Geral

Gripe suína: novo suspeito em Bauru

Tisa Moraes
| Tempo de leitura: 2 min

Uma pessoa adulta (o sexo e a idade não foram informados), moradora de Bauru, está em isolamento domiciliar com suspeita de estar infectada pelo vírus influenza A (H1N1), causador da gripe suína. Ela procurou uma unidade de saúde da cidade no último final de semana apresentando sintomas compatíveis com a doença, mas foi mantida em casa por não ter viajado recentemente ao Exterior nem ter mantido contato com alguém que estivesse infectado.

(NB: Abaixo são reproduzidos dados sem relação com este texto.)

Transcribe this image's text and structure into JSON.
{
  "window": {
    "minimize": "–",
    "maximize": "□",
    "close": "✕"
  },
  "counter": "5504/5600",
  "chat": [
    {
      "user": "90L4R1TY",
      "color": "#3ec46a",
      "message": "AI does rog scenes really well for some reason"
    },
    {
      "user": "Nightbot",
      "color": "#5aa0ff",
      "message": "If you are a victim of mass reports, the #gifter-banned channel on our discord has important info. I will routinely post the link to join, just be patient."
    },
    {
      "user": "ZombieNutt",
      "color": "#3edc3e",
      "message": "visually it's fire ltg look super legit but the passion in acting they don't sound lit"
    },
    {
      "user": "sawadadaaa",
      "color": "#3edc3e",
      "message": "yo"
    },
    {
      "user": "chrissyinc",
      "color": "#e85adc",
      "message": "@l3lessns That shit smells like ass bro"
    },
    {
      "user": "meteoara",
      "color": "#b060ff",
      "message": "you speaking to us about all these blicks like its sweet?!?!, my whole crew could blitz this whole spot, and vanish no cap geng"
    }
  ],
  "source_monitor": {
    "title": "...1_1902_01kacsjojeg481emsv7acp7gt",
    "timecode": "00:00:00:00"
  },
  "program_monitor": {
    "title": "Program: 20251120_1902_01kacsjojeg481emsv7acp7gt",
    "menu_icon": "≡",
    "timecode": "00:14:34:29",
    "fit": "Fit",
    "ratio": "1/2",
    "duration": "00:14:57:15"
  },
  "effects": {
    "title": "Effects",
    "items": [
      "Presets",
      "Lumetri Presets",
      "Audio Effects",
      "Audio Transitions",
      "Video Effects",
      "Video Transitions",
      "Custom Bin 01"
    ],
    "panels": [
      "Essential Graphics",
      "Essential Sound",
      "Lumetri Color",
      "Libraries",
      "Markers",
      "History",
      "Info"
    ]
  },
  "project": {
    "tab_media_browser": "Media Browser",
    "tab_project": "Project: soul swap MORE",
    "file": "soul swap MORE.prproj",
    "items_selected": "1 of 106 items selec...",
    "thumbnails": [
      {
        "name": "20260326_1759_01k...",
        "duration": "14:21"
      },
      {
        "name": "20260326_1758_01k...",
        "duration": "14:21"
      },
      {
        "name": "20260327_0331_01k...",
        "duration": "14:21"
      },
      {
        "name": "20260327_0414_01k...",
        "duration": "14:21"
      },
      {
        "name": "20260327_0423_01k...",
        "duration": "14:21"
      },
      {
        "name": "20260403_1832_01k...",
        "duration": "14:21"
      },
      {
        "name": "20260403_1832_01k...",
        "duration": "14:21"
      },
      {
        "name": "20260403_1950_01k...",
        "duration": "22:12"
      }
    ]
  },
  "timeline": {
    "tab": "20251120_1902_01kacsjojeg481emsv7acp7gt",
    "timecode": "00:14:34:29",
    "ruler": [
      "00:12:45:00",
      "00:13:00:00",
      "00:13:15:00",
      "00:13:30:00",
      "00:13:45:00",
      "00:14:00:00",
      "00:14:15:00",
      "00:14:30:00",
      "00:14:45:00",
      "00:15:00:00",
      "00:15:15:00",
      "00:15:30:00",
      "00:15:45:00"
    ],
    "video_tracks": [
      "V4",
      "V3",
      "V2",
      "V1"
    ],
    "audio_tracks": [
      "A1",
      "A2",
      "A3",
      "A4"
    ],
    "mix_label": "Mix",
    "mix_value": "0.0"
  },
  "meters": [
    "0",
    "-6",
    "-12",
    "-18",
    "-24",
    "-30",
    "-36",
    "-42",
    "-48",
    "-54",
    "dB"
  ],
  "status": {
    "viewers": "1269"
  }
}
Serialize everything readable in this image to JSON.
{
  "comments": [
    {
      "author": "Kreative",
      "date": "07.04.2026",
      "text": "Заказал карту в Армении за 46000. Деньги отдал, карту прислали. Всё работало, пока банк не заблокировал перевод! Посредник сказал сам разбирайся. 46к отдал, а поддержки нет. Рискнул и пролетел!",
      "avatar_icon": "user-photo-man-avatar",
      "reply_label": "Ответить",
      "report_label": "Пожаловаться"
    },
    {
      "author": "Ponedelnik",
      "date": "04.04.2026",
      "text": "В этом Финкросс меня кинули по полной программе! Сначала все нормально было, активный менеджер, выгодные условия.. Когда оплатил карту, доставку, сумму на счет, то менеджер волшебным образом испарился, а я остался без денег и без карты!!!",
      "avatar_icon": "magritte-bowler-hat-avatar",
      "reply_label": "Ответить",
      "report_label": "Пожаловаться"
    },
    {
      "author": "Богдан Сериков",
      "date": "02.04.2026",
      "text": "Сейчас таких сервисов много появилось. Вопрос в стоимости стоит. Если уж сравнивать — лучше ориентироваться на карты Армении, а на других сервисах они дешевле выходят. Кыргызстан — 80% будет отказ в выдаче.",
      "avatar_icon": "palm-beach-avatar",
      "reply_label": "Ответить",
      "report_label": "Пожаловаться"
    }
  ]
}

“Inicialmente, ela informou que tinha convivido com um doente. Mas hoje (ontem), descobrimos que o contato com esse doente ocorreu fora do período de incubação (tempo em que a gripe pode ser transmitida)”, detalha Heloísa Ferrari Lombardi, diretora do Departamento de Saúde Coletiva (DSC) da Secretaria Municipal de Saúde (SMS).

Para que não restem dúvidas, no entanto, material orgânico oriundos do nariz e da garganta do paciente já foram coletados e encaminhados ao Instituto Adolfo Lutz, em São Paulo, para análise laboratorial.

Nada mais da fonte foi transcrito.